The instruments arrived at Burton Tower in the thick of winter, 1967, in enormous wooden crates. Judith Becker – at that point, a graduate student in ethnomusicology – took it upon herself to decipher the function and purpose of each instrument, and did so with the help of Professor Malm and her colleague, Mark Slobin. She tried to transcribe a recording of the piece Bubaran Udan Mas (closing piece “Golden Rain”), arranged the instruments according to what she was imagining in the recording, and taught the piece to a group of students.

Becker heard that a colleague of Professor Bill Malm’s, Pak Hardjo Susilo, was in graduate study at UCLA. Pak Susilo was from a musical family in Java and was extremely experienced at Javanese gamelan. And so she invited Pak Susilo to come and hear what she had put together of the gamelan.

As Professor Susan Walton – who was in the gamelan at the time as a graduate student – explains, “We all were, you know, very excited about meeting a real Javanese person and playing the piece we were so proud we had learned. And we played our piece. And there was a long pause after we played our piece.” Pak Susilo simply smiled, and no one knew how to interpret his smile.

“And then he said, ‘Well, in Java, we have the style of gamelan from the city of Surakarta, and we have the style of gamelan from the city of Yogyakarta for this piece. And now we have the style of the city of Ann Arbor for this piece.’”

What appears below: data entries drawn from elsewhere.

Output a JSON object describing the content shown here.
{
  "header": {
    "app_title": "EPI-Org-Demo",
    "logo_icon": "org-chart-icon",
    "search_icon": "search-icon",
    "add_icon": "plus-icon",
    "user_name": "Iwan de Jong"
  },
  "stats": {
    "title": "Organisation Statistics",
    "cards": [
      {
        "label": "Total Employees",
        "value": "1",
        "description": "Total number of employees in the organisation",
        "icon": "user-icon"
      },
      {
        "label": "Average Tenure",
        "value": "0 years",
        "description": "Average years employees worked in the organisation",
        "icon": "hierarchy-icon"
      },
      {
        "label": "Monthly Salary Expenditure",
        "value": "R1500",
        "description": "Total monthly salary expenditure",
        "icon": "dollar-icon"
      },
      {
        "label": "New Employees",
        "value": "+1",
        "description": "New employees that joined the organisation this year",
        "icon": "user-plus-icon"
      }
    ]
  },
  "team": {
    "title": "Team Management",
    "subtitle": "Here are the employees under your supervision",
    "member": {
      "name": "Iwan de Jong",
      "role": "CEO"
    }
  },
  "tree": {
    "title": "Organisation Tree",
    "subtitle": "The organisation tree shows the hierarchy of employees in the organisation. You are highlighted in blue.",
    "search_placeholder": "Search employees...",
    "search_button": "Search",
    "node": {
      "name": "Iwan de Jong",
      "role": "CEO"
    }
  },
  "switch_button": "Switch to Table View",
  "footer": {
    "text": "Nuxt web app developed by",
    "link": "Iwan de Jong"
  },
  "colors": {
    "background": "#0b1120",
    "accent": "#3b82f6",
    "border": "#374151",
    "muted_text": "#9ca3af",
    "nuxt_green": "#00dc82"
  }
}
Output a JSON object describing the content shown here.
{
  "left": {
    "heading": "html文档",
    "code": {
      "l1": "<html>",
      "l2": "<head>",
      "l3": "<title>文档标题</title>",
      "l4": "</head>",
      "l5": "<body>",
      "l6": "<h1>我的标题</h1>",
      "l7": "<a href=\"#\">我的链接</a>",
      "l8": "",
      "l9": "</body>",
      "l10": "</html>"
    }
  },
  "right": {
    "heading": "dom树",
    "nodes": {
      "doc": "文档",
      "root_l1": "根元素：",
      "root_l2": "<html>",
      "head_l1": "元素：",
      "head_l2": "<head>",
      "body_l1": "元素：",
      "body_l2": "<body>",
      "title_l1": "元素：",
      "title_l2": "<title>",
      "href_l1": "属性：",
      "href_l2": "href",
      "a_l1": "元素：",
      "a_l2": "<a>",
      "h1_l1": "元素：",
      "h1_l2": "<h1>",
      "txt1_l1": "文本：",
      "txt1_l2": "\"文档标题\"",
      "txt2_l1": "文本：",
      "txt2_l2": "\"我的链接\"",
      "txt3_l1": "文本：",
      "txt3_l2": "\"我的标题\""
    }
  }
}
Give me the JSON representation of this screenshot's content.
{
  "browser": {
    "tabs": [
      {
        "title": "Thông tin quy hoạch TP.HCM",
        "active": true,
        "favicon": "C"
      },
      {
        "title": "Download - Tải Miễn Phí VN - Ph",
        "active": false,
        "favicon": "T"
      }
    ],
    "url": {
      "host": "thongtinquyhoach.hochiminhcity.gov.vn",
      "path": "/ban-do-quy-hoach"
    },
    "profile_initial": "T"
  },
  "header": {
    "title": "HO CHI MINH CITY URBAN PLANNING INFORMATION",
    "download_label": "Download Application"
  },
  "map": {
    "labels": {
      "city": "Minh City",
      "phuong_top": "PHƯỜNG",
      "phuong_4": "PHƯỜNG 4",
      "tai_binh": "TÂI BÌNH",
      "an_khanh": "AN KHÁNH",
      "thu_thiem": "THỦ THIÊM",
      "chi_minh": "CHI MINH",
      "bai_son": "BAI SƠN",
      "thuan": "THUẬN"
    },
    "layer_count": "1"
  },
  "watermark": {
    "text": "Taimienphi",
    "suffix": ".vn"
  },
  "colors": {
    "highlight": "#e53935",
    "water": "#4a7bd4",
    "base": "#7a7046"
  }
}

Pak Susilo proceeded to show each person what they should be playing on their instrument, and from this presentation, Judith Becker realized that there was no way she could have reverse engineered Javanese gamelan music from just one simple recording.

The inaugural performance of the University of Michigan Gamelan occurred on April 5, 1967. It was a lecture concert that discussed such topics as Filipino gong ensembles, interlocking in Balinese music, and the basic principles of Javanese Gamelan – including a performance of Bubaran Udan Mas.

Pak Susilo continued to visit Ann Arbor every fall for the next several years, where he would stay for about a week and give intensive gamelan lessons to Judith Becker and various members of the U-M Gamelan. Judith Becker would then teach that material to the ensemble and give a concert each winter. Slowly but surely, the gamelan at U-M developed from a collection of instruments housed in a clock tower to an active community of musicians and scholars from across U-M and Java.